|
If you think the Unicode flag emoji take a lot of bytes, then consider the family emoji! (https://unicode.org/emoji/charts/full-emoji-list.html#family) I'm in the process of designing a scripting language and implementing it in C++. I plan to put together a YouTube series about it. (Doesn't everyone want to see Bison and Flex mixed with proper unit tests and C++20 code?) Due to my future intended use case, I needed good support for Unicode. I thought that I could write it myself, and I was wrong. I wasted two weeks (in my spare time, mostly evenings) trying to cobble together things that should work, identifying patterns, figuring out how to update it as Unicode itself is updated, thinking about edge cases, i18n, zalgo text, etc. And then I finally reached the point where I knew enough to know that I was making the wrong choice. I'm now using ICU. (https://icu.unicode.org/) It's huge, it was hard to get it working in my environment, and there are very few examples of it's usage online, but after the initial setup dues are paid, it WORKS. Aside: Yes, I know I'm crazy for implementing a programming language that I intend for serious usage. Yes, I have good reasons for doing it, and yes I have considered alternatives. But it's fun, so I'm doing it anyways. Moral of the story: Dealing with Unicode is hard, and if you think it shouldn't be that hard, then you probably don't know enough about the problem! |
- Counting, rendering and collapsing grapheme clusters (like the flag emoji)

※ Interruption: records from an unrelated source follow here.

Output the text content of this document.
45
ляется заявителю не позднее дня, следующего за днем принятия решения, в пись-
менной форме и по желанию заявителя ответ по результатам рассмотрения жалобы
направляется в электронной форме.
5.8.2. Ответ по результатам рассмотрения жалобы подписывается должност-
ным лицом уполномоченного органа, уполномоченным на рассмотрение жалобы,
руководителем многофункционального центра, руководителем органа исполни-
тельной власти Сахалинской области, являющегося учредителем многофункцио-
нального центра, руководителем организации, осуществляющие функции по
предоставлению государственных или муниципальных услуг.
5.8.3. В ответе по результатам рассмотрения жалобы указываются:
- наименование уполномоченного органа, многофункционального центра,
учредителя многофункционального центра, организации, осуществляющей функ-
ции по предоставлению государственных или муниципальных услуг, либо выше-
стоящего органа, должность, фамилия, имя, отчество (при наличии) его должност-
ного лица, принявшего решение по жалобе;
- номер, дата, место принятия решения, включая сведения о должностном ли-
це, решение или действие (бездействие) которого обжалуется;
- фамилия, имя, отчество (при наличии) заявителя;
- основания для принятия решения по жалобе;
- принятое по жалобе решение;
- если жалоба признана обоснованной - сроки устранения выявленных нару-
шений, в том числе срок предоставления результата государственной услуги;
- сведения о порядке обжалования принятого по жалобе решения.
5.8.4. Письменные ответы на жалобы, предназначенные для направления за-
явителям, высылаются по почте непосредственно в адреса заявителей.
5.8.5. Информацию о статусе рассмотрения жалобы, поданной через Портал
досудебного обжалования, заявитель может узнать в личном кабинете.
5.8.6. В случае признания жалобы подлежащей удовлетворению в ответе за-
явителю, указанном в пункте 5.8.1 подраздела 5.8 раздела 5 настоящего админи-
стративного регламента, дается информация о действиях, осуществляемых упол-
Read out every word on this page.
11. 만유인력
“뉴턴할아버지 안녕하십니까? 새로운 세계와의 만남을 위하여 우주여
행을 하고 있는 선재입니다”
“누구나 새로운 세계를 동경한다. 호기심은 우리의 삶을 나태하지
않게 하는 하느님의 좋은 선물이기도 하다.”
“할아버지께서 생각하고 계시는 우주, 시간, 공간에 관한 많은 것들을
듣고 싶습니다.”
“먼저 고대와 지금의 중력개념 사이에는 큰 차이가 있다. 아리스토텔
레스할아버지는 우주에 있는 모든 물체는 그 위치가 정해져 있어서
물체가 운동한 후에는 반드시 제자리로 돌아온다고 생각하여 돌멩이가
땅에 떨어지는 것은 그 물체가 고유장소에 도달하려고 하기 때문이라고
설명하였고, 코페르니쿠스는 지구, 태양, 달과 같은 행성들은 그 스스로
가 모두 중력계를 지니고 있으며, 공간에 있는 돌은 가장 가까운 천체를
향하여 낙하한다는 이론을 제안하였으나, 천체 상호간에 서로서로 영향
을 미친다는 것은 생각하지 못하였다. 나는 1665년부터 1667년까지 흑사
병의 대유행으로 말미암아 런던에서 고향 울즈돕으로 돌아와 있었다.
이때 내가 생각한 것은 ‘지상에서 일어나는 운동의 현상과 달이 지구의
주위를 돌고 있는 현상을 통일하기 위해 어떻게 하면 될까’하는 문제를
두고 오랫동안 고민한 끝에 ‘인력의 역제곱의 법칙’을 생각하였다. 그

- Converting between legacy encodings (shiftjis, ko8, etc) and UTF-8 / UTF-16
- Canonicalization
If all you need is to deal with utf8 byte buffers, you don't need all that stuff. And your code can stay simple, small and fast.
IIRC the rust standard library doesn't bother supporting any of the hard parts in unicode. The only real unicode support in std is utf8 validation for strings. All the complex aspects of unicode are delegated to 3rd party crates.
By contrast, nodejs (and web browsers) do all of this. But they implement it in the same way you're suggesting - they simply call out to libicu.